The matter of delivery lead time is instrumental in inventory planning, especially for mining entities, more so as some materials are only manufactured upon receipt of an order by the vendors. This entails that delivery may be fulfilled a couple of months after an order has been placed. Failure of the vendor to stick to agreed lead time may result in stock outs, which will affect seamless mining processes. Use of reliable vendors is, therefore, of great importance for effective mining operations.
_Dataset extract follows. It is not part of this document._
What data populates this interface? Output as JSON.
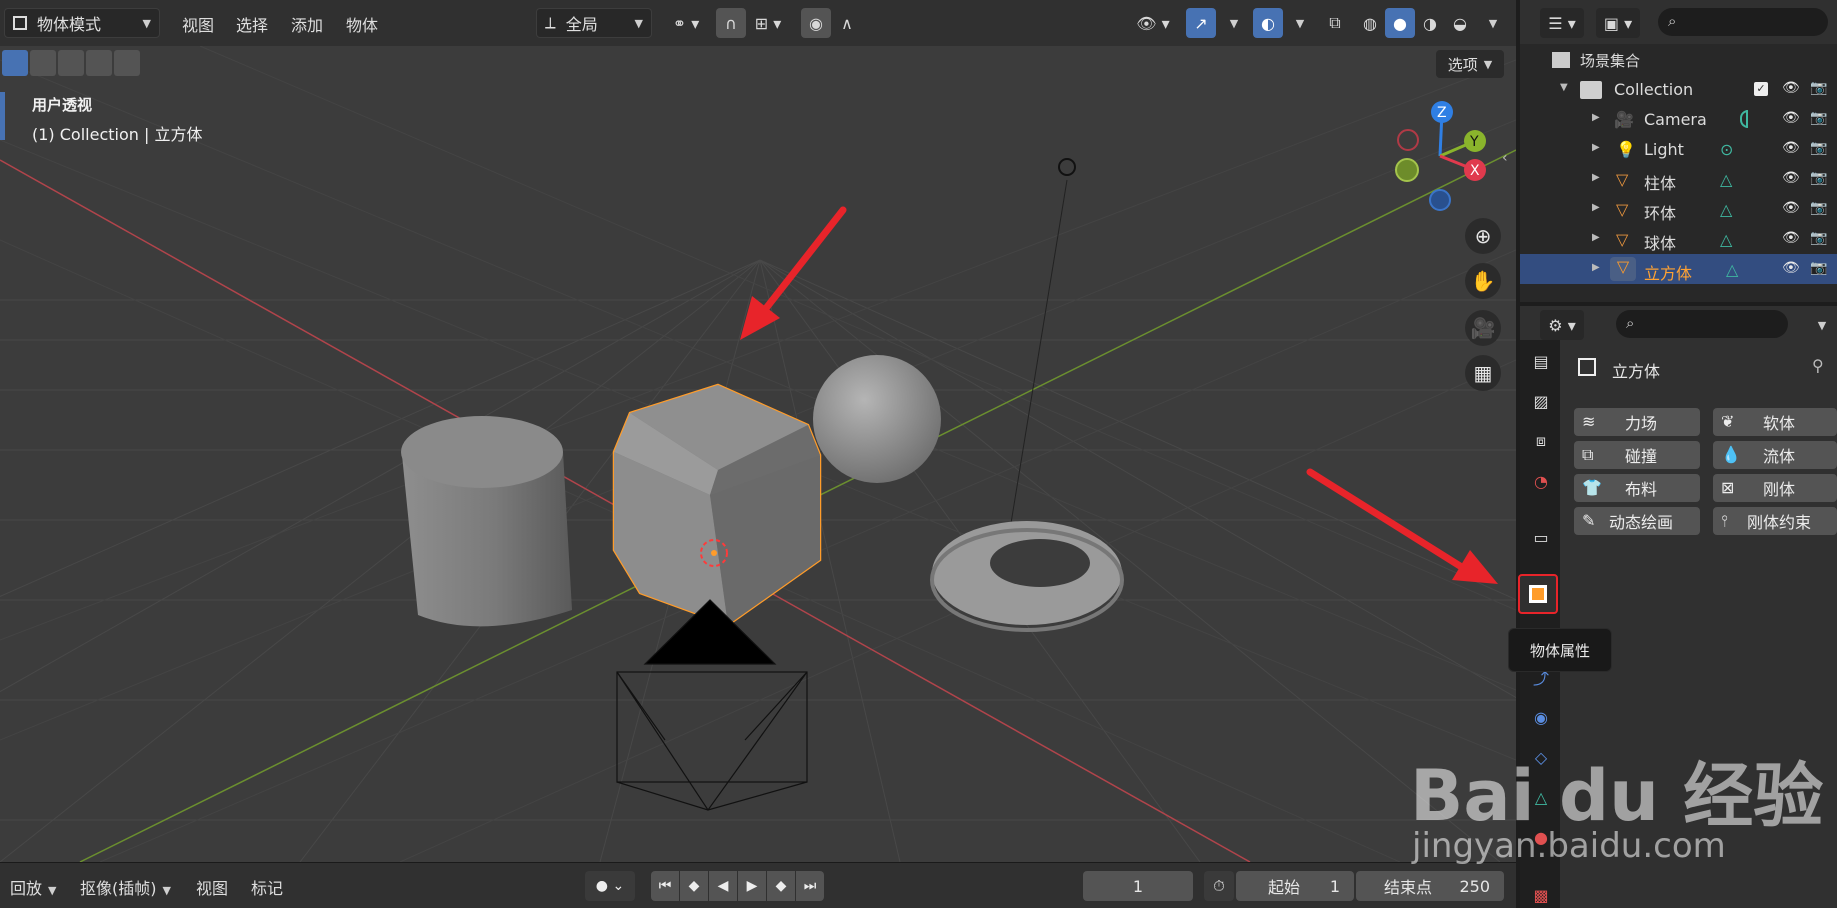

Poor support services will prove costly especially where some assets are specialised such that the support services will not be readily available in the market. Mining entities will, therefore, get value for money if they engage suppliers which provide impeccable support services. 

It will be difficult to exhaust all procurement issues that mining entities need to deal with. It is, however, key to note as discussed above that, in as much as practitioners may view their processes and systems as unbreakable, it is key for practitioners to appreciate the risks that are managed by their systems to ensure that they timely identify any system deficiencies as they creep in. The operating environment is dynamic.

About the Author

Jeremiah Ndhlovu is a Certified Expert in Risk Management (CERM). He has acquired extensive risk management insights in the mining sector through outsource projects including enterprise risk management, combined assurance, process and controls standardisation, internal auditing and external auditing.